The meaning of the various command switches will, I think, be obvious.

This is just a thin slice of the capabilities offered by just one suite of pdf manipulating tools available under GNU/Linux. I have used other tools such as pdfedit, pdftk, flpsed, to good effect as well.

LATER EDIT: I just discovered a new and interesting functionality of pdfjam; it can convert pdf's from a4 to letter format (and vice versa). The relevant command is pdfjam --paper letter --outfile out.pdf in.pdf

Monday, March 21, 2016

Addendum to the seventh installment: imagemagick as a resource for the budget-constrained researcher

In this installment, I'll cover concatenating multiple image files into a multi-page pdf--a very handy trick the imagemagick utility convert makes possible. But first, a bit of grousing on the subject of academia, budget-constrained researching, and academic publishing.

Pricing for on-line academic resources tends, not surprisingly, to be linked to budgetary allowances of large academic institutions: what institutions can afford to pay for electronic access to some journal or other, for example, will influence the fee that will be charged to anyone wishing to gain such access. If one is affiliated with such an institution--whether in an ongoing way such as by being a student, staff, or faculty member, or in a more ephemeral way, such as by physically paying a visit to one's local academic library--one typically need pay nothing at all for such access: the institution pays some annual fee that enables these users to utilize the electronic resource.

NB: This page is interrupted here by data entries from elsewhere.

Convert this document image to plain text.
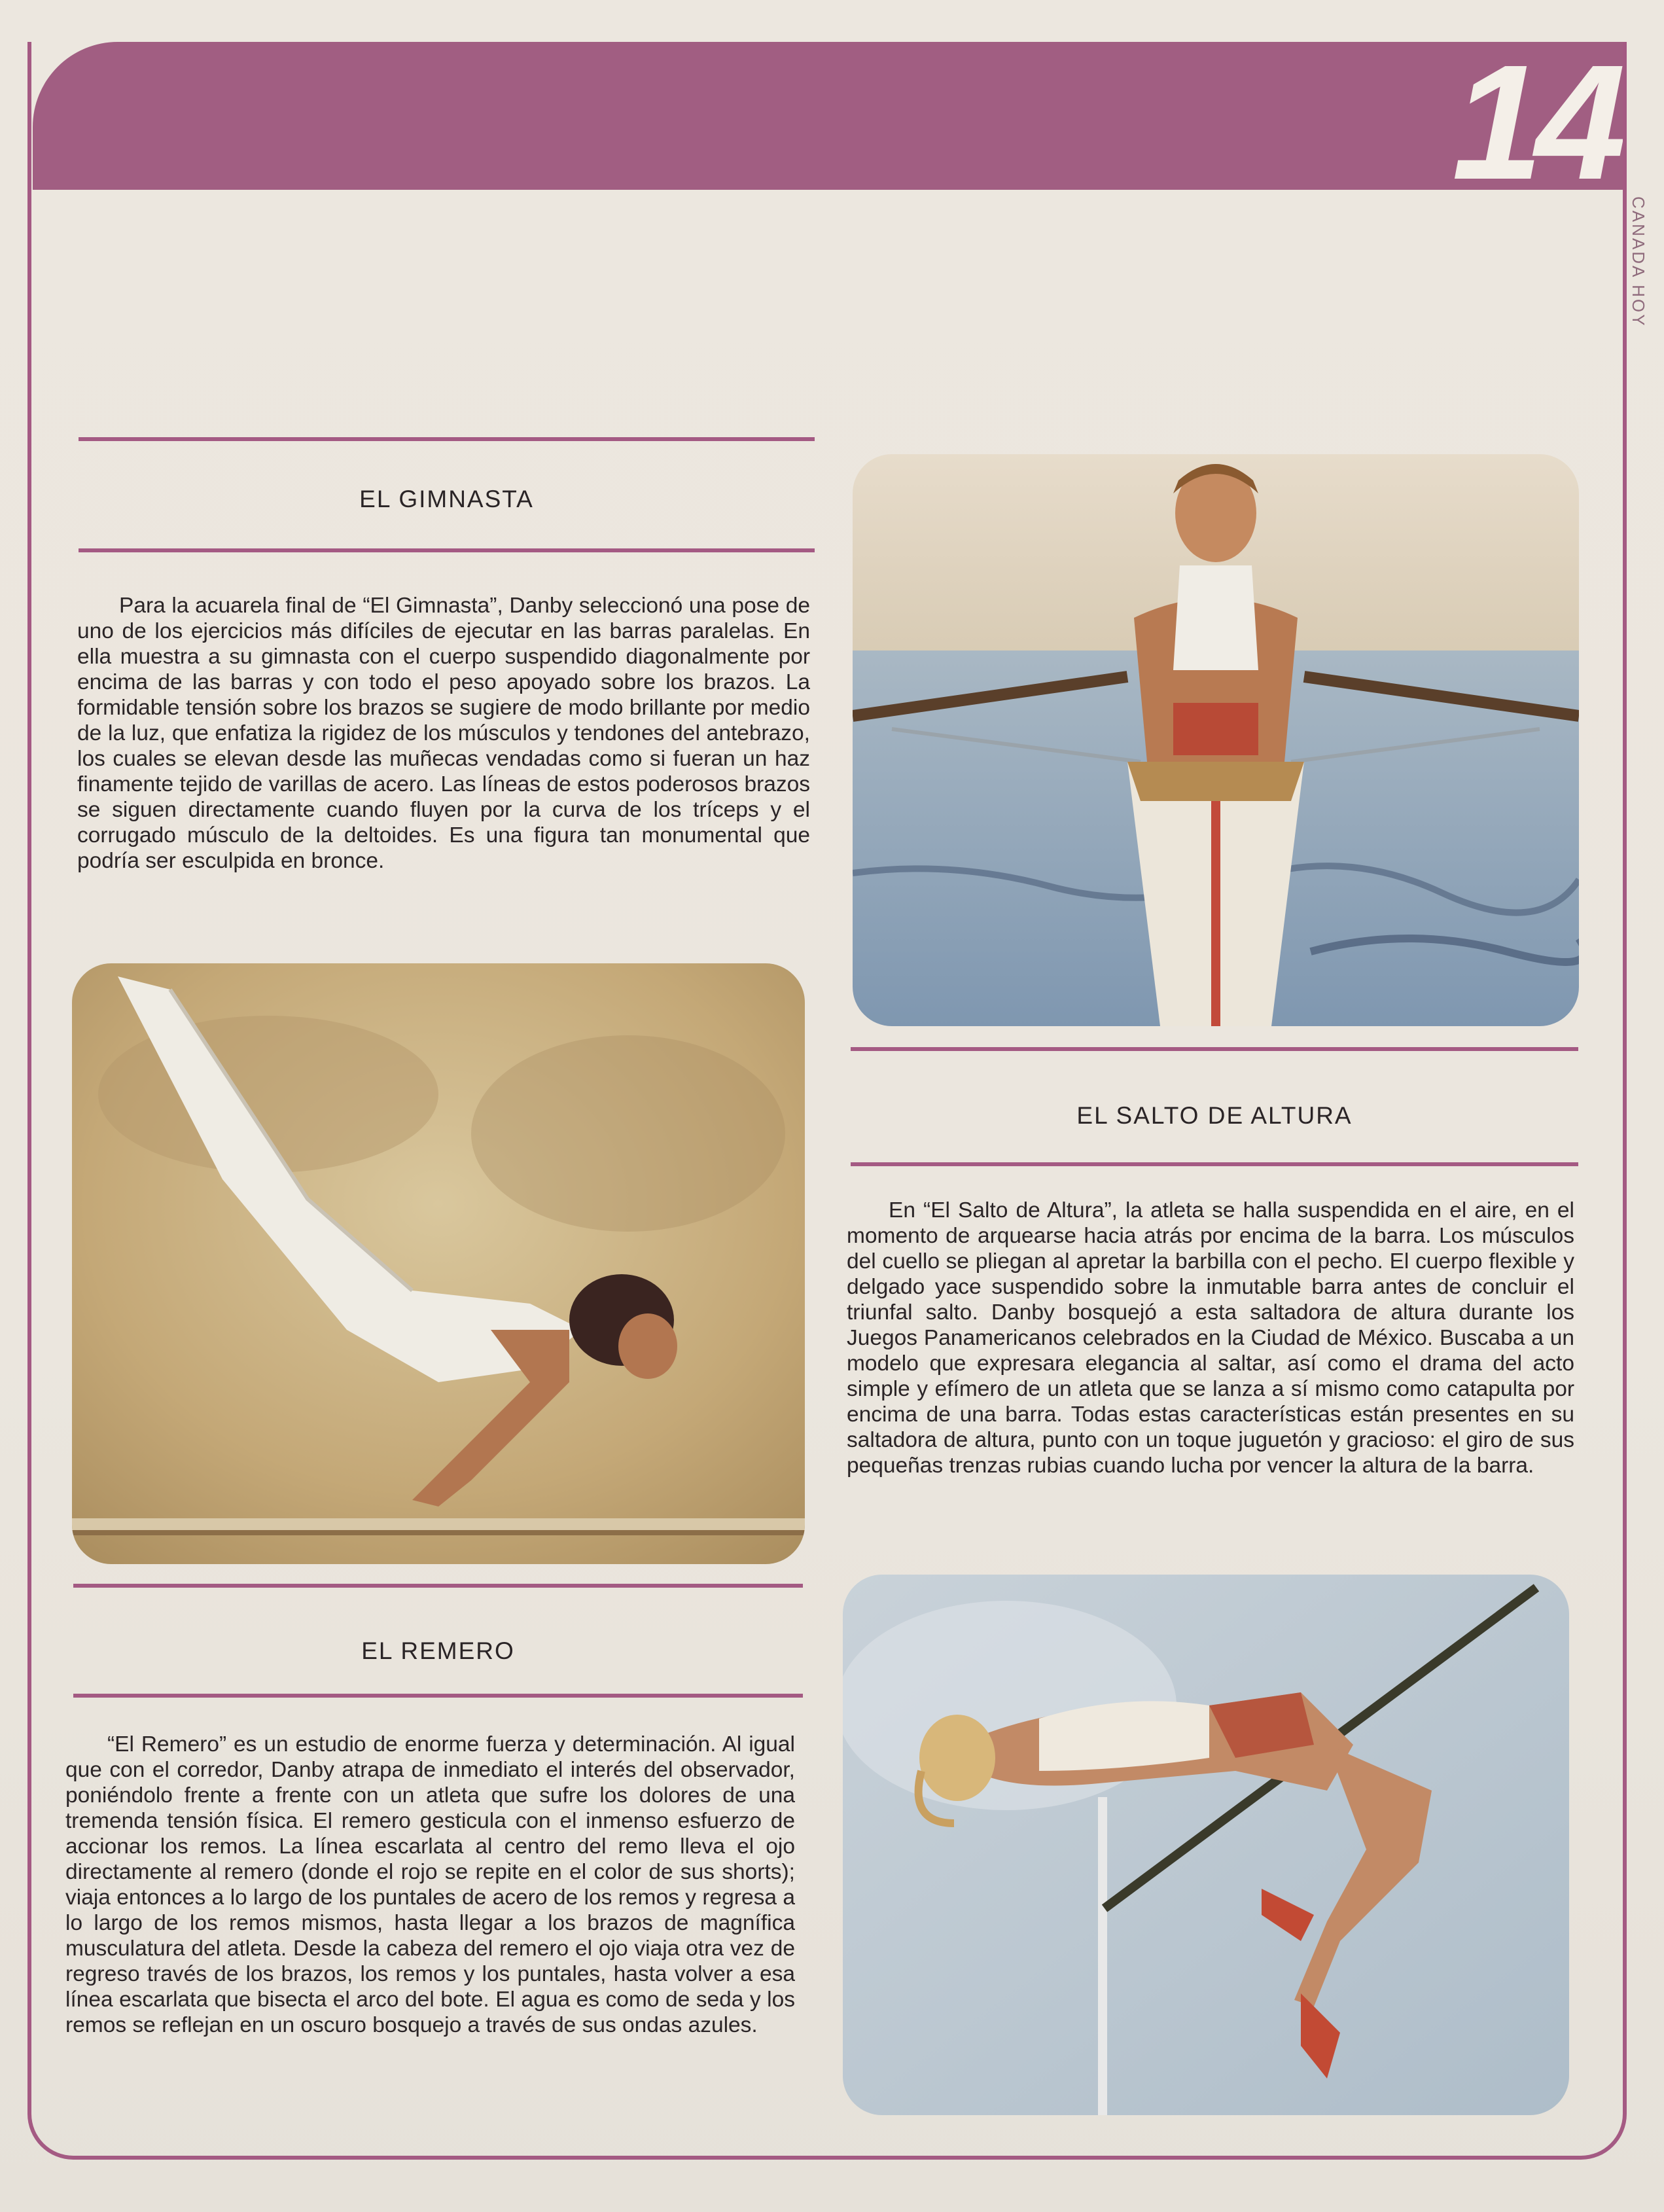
14
CANADA HOY
EL GIMNASTA

Para la acuarela final de “El Gimnasta”, Danby seleccionó una pose de uno de los ejercicios más difíciles de ejecutar en las barras paralelas. En ella muestra a su gimnasta con el cuerpo suspendido diagonalmente por encima de las barras y con todo el peso apoyado sobre los brazos. La formidable tensión sobre los brazos se sugiere de modo brillante por medio de la luz, que enfatiza la rigidez de los músculos y tendones del antebrazo, los cuales se elevan desde las muñecas vendadas como si fueran un haz finamente tejido de varillas de acero. Las líneas de estos poderosos brazos se siguen directamente cuando fluyen por la curva de los tríceps y el corrugado músculo de la deltoides. Es una figura tan monumental que podría ser esculpida en bronce.

EL REMERO

“El Remero” es un estudio de enorme fuerza y determinación. Al igual que con el corredor, Danby atrapa de inmediato el interés del observador, poniéndolo frente a frente con un atleta que sufre los dolores de una tremenda tensión física. El remero gesticula con el inmenso esfuerzo de accionar los remos. La línea escarlata al centro del remo lleva el ojo directamente al remero (donde el rojo se repite en el color de sus shorts); viaja entonces a lo largo de los puntales de acero de los remos y regresa a lo largo de los remos mismos, hasta llegar a los brazos de magnífica musculatura del atleta. Desde la cabeza del remero el ojo viaja otra vez de regreso través de los brazos, los remos y los puntales, hasta volver a esa línea escarlata que bisecta el arco del bote. El agua es como de seda y los remos se reflejan en un oscuro bosquejo a través de sus ondas azules.

EL SALTO DE ALTURA

En “El Salto de Altura”, la atleta se halla suspendida en el aire, en el momento de arquearse hacia atrás por encima de la barra. Los músculos del cuello se pliegan al apretar la barbilla con el pecho. El cuerpo flexible y delgado yace suspendido sobre la inmutable barra antes de concluir el triunfal salto. Danby bosquejó a esta saltadora de altura durante los Juegos Panamericanos celebrados en la Ciudad de México. Buscaba a un modelo que expresara elegancia al saltar, así como el drama del acto simple y efímero de un atleta que se lanza a sí mismo como catapulta por encima de una barra. Todas estas características están presentes en su saltadora de altura, punto con un toque juguetón y gracioso: el giro de sus pequeñas trenzas rubias cuando lucha por vencer la altura de la barra.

But for someone who has no long-term affiliation with such an institution and who may find it difficult to be physically present in its library, some sort of payment may be required. To give an example, while doing some research recently for an article I'm writing, I found several related articles I need to read. I should mention that, since I am still in the early stages of writing my article, there are bound to be several additional articles to which I will need ongoing access. I will address two journal articles in particular, both of which were published between twenty and thirty years ago.

I discovered that both articles were available through an on-line digital library. I was offered the option of downloading the articles at between twenty and forty dollars apiece. At that rate--since one of my articles' main topics has received fairly scant attention in modern times and I might need to review only another twenty or so articles--it could cost me well over six hundred dollars just to research and provide references for this topic. The time I spend actually writing and revising the article--the less tangible cost, which will exceed by a substantial amount the time spent researching--is an additional "expense" for producing the material.

There are, of course, ways to reduce the more tangible costs. Inter-library-loan often proves a valuable resource in this regard since even non-academic libraries who may lack subscriptions to academic publishers or digital libraries can nonetheless request journals or books containing relevant articles or, even better yet, obtain for their patrons such articles in electronic format--typically pdf files--these latter often having been created by scanning from paper-and-ink journals or books.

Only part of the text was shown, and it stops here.